There are weaknesses to be sure but one accepts those in exchange for its strengths and the film has a special quality that is hard to define.

Becker was one of the select few that received approval from the Cahiers du Cinema/New Wave contingent.

Jean Luc Godard’s appraisal is insightful: “Everything rings true in this totally false film. Everything is illuminated in this obscure film.”

Ophuls died shortly before the film was released and within two years both Philippe and Becker had passed away. Ars longa. Vita brevis.
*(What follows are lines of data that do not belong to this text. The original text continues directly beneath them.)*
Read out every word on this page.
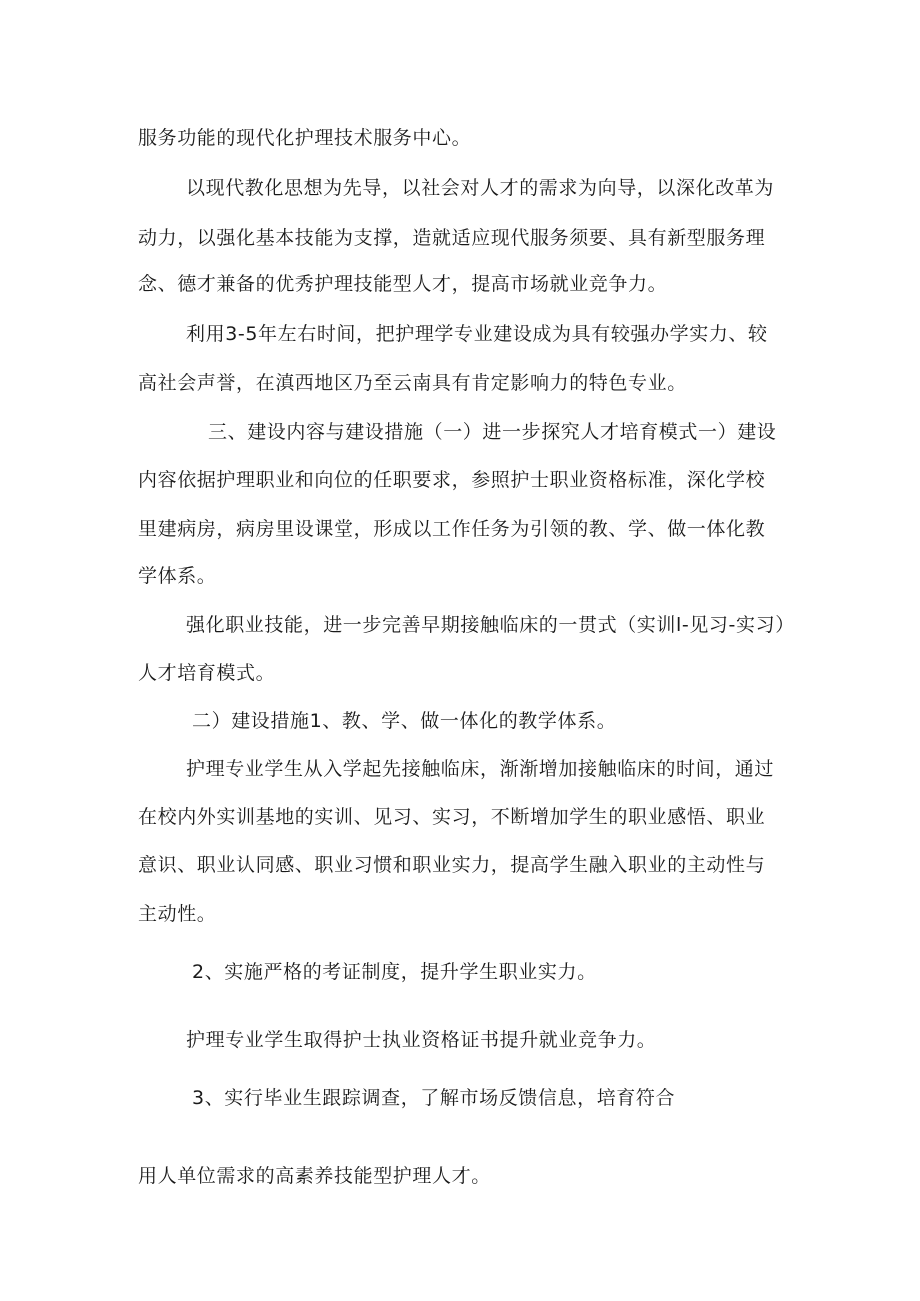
服务功能的现代化护理技术服务中心。
以现代教化思想为先导，以社会对人才的需求为向导，以深化改革为
动力，以强化基本技能为支撑，造就适应现代服务须要、具有新型服务理
念、德才兼备的优秀护理技能型人才，提高市场就业竞争力。
利用3-5年左右时间，把护理学专业建设成为具有较强办学实力、较
高社会声誉，在滇西地区乃至云南具有肯定影响力的特色专业。
三、建设内容与建设措施（一）进一步探究人才培育模式一）建设
内容依据护理职业和向位的任职要求，参照护士职业资格标准，深化学校
里建病房，病房里设课堂，形成以工作任务为引领的教、学、做一体化教
学体系。
强化职业技能，进一步完善早期接触临床的一贯式（实训l-见习-实习）
人才培育模式。
二）建设措施1、教、学、做一体化的教学体系。
护理专业学生从入学起先接触临床，渐渐增加接触临床的时间，通过
在校内外实训基地的实训、见习、实习，不断增加学生的职业感悟、职业
意识、职业认同感、职业习惯和职业实力，提高学生融入职业的主动性与
主动性。
2、实施严格的考证制度，提升学生职业实力。
护理专业学生取得护士执业资格证书提升就业竞争力。
3、实行毕业生跟踪调查，了解市场反馈信息，培育符合
用人单位需求的高素养技能型护理人才。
The eternal light from beyond

I am convinced that only those people can really appreciate this movie whose title is either “Modigliani”, “Les Amants De Montparnasse” or “Montparnasse 19”, who are aware that the last year of life of the Italian-French painter Amedeo Modigliani (1884-1920) who died with 36 years, was played by Gérard Philipe, who was lethally sick during the shooting of this movie and died shortly after its release, 1959, with 36 years – on one of the two diseases that Modigliano had himself and exactly in his age. Further, this movie was directed by Jacques Becker – after the sudden death of Max Ophüls. Becker, too, died only 2 years after this movie. Since it is clear that Philipe knew that his days were counted and since one can assume that also Becker knew about his own few remaining months, this movie, suddenly, does not look like kitsch anymore. I just would like to mention that famous scene, where “Modi” says: “Jeanne, on the other side, there will be eternal joy, isn’t that so, Jeanne?”. Philipe’s tears are probably real. In another famous scene, where Modi is going to be humiliated by an American billionaire, he quotes Van Gogh: “I have to drink a lot to get that splendid yellow back that I found last summer”. These words could be Philipe’s own words. Fassbinder who dedicated his movie “Despair” amongst two others to Van Gogh called this phenomenon “A Trip Into The Light”.

It is a famous as well as sad fact that his contemporaries put as many obstacles as they could in the way of Jacques Becker, so that he was able to realize only a good dozen of movies. Today, half a century after Becker’s death, “Modigliani” is still not available. The only American VHS edition is long out of print, and one pays horrendous prices for a copy. And the worst: not even in France, this film is available, neither as VHS nor DVD. So you must go through a lot pain, if you want to watch this masterpiece. But it is worth, I assure you.